Instances | FileSize | #Files | DbSize | #Nodes | #Attr | #ENames | #ANames | #URIs | Height |
---|---|---|---|---|---|---|---|---|---|
Limits | 512 GiB (2^39 Bytes) | 536’870’912 (2^29) | no limit | 2’147’483’648 (2^31) | no limit | 32768 (2^15) | 32768 (2^15) | 256 (2^8) | no limit |
This is the meaning of the attributes:
- FileSize is the original size of the input documents
- #Files indicates the number of stored XML documents
- DbSize is the size of the resulting database (excluding the value index structures)
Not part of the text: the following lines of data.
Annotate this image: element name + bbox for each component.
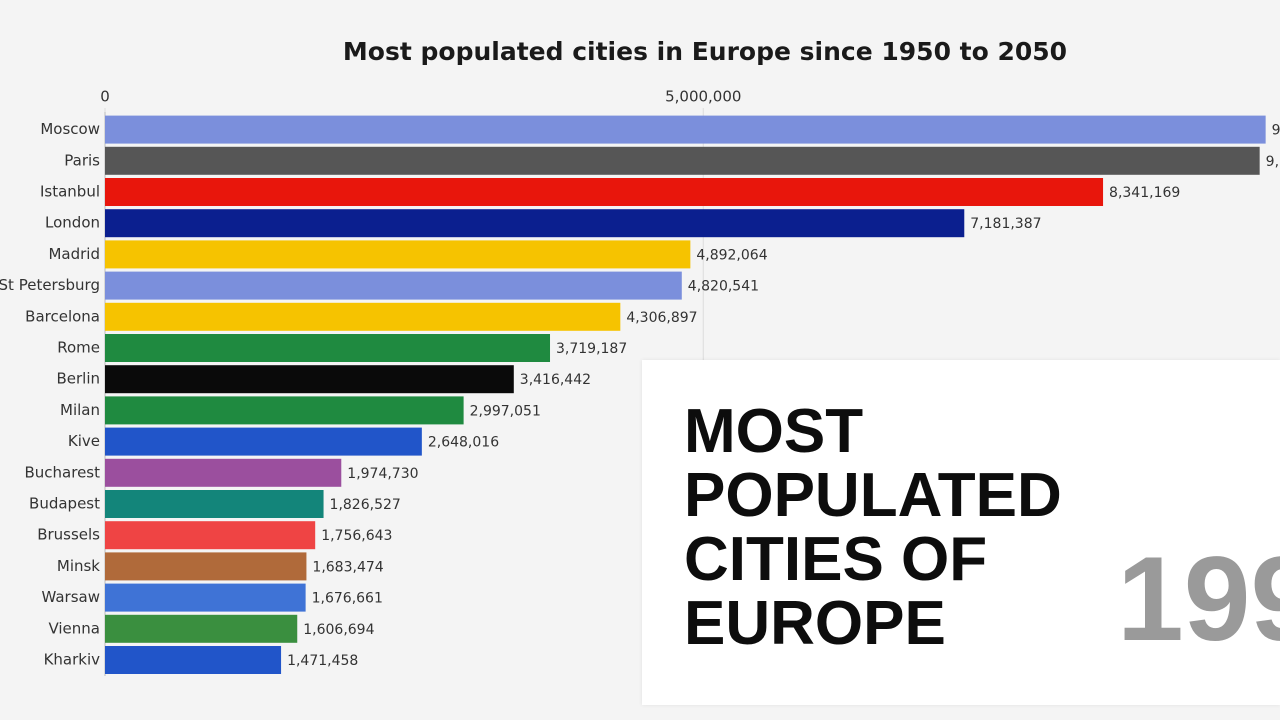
bar — [105, 240, 691, 269]
value-label: 9,650,000 — [1266, 154, 1280, 170]
bar — [105, 302, 621, 331]
value-label: 2,997,051 — [470, 403, 541, 419]
y-tick-label: Moscow — [40, 120, 100, 138]
y-tick-label: Kharkiv — [44, 651, 101, 669]
title-line: CITIES OF — [684, 525, 988, 594]
bar — [105, 271, 682, 300]
title-line: POPULATED — [684, 461, 1062, 530]
bar — [105, 583, 306, 612]
value-label: 3,416,442 — [520, 372, 591, 388]
bar — [105, 146, 1260, 175]
bar — [105, 396, 464, 425]
value-label: 2,648,016 — [428, 435, 499, 451]
y-tick-label: London — [45, 214, 100, 232]
y-tick-label: Barcelona — [25, 307, 100, 325]
bar — [105, 115, 1266, 144]
y-tick-label: Madrid — [48, 245, 100, 263]
y-tick-label: Rome — [57, 339, 100, 357]
x-tick-label: 0 — [100, 88, 110, 106]
value-label: 7,181,387 — [970, 216, 1041, 232]
bar — [105, 334, 551, 362]
bar — [105, 458, 342, 487]
bar — [105, 490, 324, 518]
bar — [105, 614, 298, 643]
year-label: 199 — [1117, 532, 1280, 666]
value-label: 1,471,458 — [287, 653, 358, 669]
value-label: 1,826,527 — [330, 497, 401, 513]
title-line: EUROPE — [684, 589, 946, 658]
value-label: 1,676,661 — [312, 591, 383, 607]
y-tick-label: Bucharest — [24, 463, 100, 481]
value-label: 1,606,694 — [303, 622, 374, 638]
value-label: 4,892,064 — [696, 247, 767, 263]
value-label: 1,974,730 — [347, 466, 418, 482]
bar — [105, 521, 316, 550]
value-label: 8,341,169 — [1109, 185, 1180, 201]
value-label: 3,719,187 — [556, 341, 627, 357]
y-tick-label: Vienna — [48, 619, 100, 637]
y-tick-label: Warsaw — [41, 588, 100, 606]
y-tick-label: Istanbul — [40, 183, 100, 201]
value-label: 1,683,474 — [312, 559, 383, 575]
y-tick-label: Berlin — [56, 370, 100, 388]
y-tick-label: Milan — [60, 401, 100, 419]
bar — [105, 646, 282, 674]
bar — [105, 427, 422, 456]
bar — [105, 178, 1104, 206]
y-tick-label: Minsk — [57, 557, 100, 575]
y-tick-label: Kive — [68, 432, 100, 450]
value-label: 4,306,897 — [626, 310, 697, 326]
bar — [105, 365, 514, 394]
chart-title: Most populated cities in Europe since 19… — [343, 37, 1067, 66]
y-tick-label: St Petersburg — [0, 276, 100, 294]
value-label: 9,700,000 — [1272, 123, 1280, 139]
value-label: 1,756,643 — [321, 528, 392, 544]
bar — [105, 552, 307, 581]
title-line: MOST — [684, 397, 864, 466]
y-tick-label: Paris — [64, 151, 100, 169]
bar — [105, 209, 965, 238]
value-label: 4,820,541 — [688, 279, 759, 295]
y-tick-label: Brussels — [37, 526, 100, 544]
x-tick-label: 5,000,000 — [665, 88, 741, 106]
y-tick-label: Budapest — [29, 495, 100, 513]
- #Nodes represents the number of XML nodes (elements, attributes, texts, etc.) stored in the database
- #Attr indicates the maximum number of attributes stored for a single element
- #ENames and #ANames reflect the number of distinct element and attribute names
- #URIs represent the number of distinct namespace URIs
- Height indicates the maximum level depth of the stored nodes
If a database limit is reached, you can distribute documents across multiple database instances and access all of them with a single XQuery expression.
AutomationML Editor Integration
As mentioned in part 2 of this series, an AutomationML document opened via a BaseX database can be loaded into the AutomationML Editor with only a part of its entire content. This takes advantage of the fact that the libraries of the document are visualized in the editor in a tree view (from the root to the leaves). Only when expanding a level of the tree, the elements on this level are read from the database and inserted into the document. I was able to display the test file with a size of about 2GB in the editor without any problems. As a complete document, the editor needs about 5 minutes to load the document. After loading, any interaction in the editor is very slow. With the partially loaded document, on the other hand, there are no problems.
In addition to hierarchical navigation, the editor also uses relations to access elements of the document in other hierarchies that may not yet be loaded. Since the editor uses the methods of the AutomationML Engine for this and the AutomationML Engine can only access elements of the loaded document, these elements would currently not be found. The solution to this problem is to integrate a special service interface into the AutomationML Engine that can be used by the Engine to retrieve elements from the database if needed. This feature is complicated to realize, I will cover some aspects of this in a later blog post. The next part in this series will cover updates of documents with XQuery.
Source Repositories
You can find the source code for the AMLBaseX plugin in the Aml.Editor.Plugin.BaseX GitHub Repo.
The source code for the AMLBaseX service is published in the Aml.Engine.BaseX GitHup Repo.